Fractional Backward Stochastic Partial Differential Equations with Applications to Stochastic Optimal Control of Partially Observed Systems driven by L\'evy Processes

TL;DR

This paper develops a theoretical framework for fractional backward stochastic partial differential equations (BSPDEs) with applications to stochastic optimal control of systems driven by Lévy processes, including existence, uniqueness, and regularity results.

Contribution

It introduces explicit solutions for fractional BSPDEs with space-invariant coefficients and establishes well-posedness and estimates for more general equations with space-time dependent coefficients.

Findings

Explicit solution construction for fractional BSPDEs with invariant coefficients

Proved existence and uniqueness of strong solutions

Applied results to stochastic control of systems driven by Lévy processes

Abstract

In this paper, we study the Cauchy problem for backward stochastic partial differential equations (BSPDEs) involving fractional Laplacian operator.

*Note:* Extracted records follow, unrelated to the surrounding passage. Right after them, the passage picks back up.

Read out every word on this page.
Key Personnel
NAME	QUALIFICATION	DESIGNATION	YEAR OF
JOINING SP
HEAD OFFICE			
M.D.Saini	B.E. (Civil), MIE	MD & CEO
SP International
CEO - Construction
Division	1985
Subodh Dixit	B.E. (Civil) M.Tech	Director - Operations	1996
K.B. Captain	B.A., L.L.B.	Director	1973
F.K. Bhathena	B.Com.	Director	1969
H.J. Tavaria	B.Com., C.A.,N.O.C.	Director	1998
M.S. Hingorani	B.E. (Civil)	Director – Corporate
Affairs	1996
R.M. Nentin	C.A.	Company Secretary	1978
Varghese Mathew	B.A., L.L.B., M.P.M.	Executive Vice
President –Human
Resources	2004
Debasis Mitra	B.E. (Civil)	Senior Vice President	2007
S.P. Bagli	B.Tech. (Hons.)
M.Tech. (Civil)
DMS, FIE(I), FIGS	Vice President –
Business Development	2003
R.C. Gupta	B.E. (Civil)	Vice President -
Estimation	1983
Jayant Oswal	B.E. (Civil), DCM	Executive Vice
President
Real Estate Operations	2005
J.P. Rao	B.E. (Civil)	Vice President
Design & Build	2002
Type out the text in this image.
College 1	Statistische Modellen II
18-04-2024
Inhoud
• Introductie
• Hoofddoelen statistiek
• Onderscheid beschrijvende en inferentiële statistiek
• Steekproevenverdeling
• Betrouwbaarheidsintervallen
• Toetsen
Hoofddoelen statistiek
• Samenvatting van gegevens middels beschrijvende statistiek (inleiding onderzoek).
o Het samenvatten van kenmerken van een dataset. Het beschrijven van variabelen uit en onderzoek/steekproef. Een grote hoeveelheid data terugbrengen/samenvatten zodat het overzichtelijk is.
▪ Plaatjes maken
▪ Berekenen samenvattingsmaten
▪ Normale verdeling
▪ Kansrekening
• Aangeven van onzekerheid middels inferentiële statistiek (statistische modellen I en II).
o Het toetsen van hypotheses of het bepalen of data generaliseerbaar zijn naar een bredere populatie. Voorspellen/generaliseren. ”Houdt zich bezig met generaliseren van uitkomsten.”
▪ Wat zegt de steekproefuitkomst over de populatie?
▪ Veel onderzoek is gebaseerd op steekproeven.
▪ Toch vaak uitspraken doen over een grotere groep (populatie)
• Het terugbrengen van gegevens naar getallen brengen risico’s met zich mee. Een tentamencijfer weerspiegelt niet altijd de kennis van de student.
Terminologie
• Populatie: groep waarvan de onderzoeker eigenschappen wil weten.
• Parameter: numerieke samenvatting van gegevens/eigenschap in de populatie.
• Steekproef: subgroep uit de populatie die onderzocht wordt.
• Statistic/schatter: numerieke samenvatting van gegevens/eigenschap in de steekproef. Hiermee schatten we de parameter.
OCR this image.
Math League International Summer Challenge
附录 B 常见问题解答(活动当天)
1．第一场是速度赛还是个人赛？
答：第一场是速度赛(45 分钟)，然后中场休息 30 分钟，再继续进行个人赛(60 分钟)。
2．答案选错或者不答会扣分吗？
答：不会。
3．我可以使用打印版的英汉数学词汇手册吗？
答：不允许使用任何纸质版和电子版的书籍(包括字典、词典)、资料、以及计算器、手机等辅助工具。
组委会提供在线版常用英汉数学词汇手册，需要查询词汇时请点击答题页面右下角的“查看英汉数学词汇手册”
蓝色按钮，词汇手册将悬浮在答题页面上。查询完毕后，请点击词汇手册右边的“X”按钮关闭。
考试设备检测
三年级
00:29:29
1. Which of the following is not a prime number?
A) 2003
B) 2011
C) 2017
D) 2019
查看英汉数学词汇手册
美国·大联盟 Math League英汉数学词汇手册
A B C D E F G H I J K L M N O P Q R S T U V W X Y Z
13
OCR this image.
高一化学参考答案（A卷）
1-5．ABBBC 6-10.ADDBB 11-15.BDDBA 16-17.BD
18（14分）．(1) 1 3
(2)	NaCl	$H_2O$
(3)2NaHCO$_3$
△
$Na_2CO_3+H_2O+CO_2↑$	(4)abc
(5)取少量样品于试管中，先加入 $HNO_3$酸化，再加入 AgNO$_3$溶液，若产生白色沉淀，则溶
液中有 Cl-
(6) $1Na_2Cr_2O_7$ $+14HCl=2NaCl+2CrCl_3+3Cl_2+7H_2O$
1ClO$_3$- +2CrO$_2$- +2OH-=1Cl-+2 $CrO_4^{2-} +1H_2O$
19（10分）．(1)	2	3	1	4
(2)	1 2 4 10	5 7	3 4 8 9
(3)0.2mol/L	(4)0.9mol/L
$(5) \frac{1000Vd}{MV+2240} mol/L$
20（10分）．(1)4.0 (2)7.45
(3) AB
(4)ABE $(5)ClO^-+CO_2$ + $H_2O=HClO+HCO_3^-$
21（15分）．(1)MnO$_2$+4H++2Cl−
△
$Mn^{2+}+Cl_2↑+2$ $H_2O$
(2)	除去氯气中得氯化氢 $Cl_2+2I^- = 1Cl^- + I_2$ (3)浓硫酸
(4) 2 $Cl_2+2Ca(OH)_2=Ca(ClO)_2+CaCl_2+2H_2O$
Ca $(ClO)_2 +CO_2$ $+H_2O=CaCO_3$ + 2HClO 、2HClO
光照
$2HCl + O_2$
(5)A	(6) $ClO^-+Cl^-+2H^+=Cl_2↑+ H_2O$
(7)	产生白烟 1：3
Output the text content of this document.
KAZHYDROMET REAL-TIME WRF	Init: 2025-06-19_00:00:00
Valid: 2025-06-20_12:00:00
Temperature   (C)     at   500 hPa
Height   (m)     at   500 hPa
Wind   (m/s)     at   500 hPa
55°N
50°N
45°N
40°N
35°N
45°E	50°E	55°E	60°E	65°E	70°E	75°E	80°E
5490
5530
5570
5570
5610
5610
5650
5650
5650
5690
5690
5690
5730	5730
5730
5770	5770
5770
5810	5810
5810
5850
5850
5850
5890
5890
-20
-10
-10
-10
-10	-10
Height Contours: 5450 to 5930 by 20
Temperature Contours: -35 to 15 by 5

Firstly, by employing the martingale representation theorem and the fractional heat kernel, we construct an explicit form of the solution for fractional BSPDEs with space invariant coefficients, thereby demonstrating the existence and uniqueness of strong solution. Then utilizing the freezing coefficients method as well as the continuation method, we establish H\"older estimates and well-posedness for general fractional BSPDEs with coefficients dependent on space-time variables. As an application, we use the fractional adjoint BSPDEs to investigate stochastic optimal control of the partially observed systems driven by $\alpha$-stable L\'evy processes.